298* Converts an entire host's OSDs at once.
299* Can parallelize to converting multiple hosts at a time.
300* No spare devices are required on each host.
301
302Disadvantages:
303
304* A spare host is required.
305* An entire host's worth of OSDs will be migrating data at a time. This
306 is likely to impact overall cluster performance.

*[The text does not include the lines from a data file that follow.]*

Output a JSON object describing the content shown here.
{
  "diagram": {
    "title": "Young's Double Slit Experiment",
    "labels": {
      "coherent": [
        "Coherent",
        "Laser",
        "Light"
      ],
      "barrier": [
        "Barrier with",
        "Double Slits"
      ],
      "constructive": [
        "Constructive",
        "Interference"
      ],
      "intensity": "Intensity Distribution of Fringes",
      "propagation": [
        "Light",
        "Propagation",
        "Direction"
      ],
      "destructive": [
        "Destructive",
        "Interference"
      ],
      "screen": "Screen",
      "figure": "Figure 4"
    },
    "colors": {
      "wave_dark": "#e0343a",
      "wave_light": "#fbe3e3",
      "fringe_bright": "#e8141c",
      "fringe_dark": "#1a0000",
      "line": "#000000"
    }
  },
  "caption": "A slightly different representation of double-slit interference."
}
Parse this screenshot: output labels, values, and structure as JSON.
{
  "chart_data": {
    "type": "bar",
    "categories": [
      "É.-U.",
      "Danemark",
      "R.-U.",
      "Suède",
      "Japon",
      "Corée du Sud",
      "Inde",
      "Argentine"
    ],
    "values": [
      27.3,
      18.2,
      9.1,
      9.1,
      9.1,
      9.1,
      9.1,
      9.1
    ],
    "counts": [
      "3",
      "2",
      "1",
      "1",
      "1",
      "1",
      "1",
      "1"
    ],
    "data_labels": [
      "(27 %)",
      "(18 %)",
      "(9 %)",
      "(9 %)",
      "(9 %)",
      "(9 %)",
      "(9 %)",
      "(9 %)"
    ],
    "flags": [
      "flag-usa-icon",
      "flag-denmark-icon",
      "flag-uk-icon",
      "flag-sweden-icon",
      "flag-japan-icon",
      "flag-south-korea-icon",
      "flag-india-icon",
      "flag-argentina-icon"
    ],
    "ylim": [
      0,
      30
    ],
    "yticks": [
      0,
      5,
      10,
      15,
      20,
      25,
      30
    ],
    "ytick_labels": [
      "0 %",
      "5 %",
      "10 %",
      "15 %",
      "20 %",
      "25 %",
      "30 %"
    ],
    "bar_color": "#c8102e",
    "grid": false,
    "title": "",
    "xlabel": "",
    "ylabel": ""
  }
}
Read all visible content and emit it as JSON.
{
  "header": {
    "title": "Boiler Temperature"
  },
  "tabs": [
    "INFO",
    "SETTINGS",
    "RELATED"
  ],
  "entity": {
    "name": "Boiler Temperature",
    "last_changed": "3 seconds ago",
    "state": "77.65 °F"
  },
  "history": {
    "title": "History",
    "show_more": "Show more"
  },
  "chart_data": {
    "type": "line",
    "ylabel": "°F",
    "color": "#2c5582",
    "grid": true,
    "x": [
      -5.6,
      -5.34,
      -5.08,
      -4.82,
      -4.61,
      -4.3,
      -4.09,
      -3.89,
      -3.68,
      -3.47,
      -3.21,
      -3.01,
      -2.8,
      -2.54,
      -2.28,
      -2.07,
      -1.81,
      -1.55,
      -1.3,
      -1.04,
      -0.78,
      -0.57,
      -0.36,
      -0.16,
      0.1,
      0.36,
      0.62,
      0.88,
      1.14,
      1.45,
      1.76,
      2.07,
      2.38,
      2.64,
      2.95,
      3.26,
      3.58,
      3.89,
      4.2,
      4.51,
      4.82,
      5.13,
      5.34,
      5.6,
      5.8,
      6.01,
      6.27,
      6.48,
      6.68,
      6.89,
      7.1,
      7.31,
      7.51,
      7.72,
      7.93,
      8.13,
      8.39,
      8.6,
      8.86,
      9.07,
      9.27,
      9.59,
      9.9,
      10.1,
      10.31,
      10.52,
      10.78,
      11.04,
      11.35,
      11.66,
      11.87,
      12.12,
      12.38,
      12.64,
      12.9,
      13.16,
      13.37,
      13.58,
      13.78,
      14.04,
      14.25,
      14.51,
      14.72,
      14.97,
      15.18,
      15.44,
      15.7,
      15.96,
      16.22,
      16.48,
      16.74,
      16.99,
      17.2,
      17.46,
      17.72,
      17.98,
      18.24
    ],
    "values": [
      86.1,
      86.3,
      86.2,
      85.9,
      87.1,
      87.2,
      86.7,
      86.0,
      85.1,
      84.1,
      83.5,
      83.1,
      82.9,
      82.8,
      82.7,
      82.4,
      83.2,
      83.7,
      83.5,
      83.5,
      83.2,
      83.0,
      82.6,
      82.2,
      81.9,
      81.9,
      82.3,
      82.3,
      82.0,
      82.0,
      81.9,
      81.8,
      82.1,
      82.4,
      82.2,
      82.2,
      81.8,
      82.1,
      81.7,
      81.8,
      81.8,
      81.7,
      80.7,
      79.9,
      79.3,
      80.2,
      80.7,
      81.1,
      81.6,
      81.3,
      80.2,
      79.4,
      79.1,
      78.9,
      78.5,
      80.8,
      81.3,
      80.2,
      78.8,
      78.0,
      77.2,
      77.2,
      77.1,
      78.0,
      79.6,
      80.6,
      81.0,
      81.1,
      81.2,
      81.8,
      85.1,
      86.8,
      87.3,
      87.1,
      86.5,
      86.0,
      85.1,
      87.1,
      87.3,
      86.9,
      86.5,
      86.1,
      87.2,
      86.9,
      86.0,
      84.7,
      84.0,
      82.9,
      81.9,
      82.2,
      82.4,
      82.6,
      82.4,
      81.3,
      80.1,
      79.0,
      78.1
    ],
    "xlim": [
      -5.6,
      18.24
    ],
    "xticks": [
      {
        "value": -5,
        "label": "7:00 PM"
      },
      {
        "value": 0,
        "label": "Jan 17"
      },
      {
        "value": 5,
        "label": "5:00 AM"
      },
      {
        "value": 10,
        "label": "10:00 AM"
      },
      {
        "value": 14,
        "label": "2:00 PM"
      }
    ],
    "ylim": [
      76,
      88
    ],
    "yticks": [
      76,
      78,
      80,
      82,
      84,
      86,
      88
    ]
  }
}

307* All migrated data still makes one full hop over the network.
308
309
310Per-OSD device copy
311-------------------
312
313A single logical OSD can be converted by using the ``copy`` function
314of ``ceph-objectstore-tool``. This requires that the host have a free
315device (or devices) to provision a new, empty BlueStore OSD. For
316example, if each host in your cluster has twelve OSDs, then you'd need a
317thirteenth unused device so that each OSD can be converted in turn before the
318old device is reclaimed to convert the next OSD.
319
320Caveats:
321
322* This strategy requires that an empty BlueStore OSD be prepared
323 without allocating a new OSD ID, something that the ``ceph-volume``
324 tool doesn't support. More importantly, the setup of *dmcrypt* is
325 closely tied to the OSD identity, which means that this approach
326 does not work with encrypted OSDs.
327
328* The device must be manually partitioned.
329
330* An unsupported user-contributed script that shows this process may be found at
331 https://github.com/ceph/ceph/blob/master/src/script/contrib/ceph-migrate-bluestore.bash
332
333Advantages:
334
335* Little or no data migrates over the network during the conversion, so long as
336 the `noout` or `norecover`/`norebalance` flags are set on the OSD or the cluster
337 while the process proceeds.
338
339Disadvantages:
340
341* Tooling is not fully implemented, supported, or documented.
342* Each host must have an appropriate spare or empty device for staging.
343* The OSD is offline during the conversion, which means new writes to PGs
344 with the OSD in their acting set may not be ideally redundant until the
345 subject OSD comes up and recovers. This increases the risk of data
346 loss due to an overlapping failure. However, if another OSD fails before
347 conversion and start-up are complete, the original Filestore OSD can be
348 started to provide access to its original data.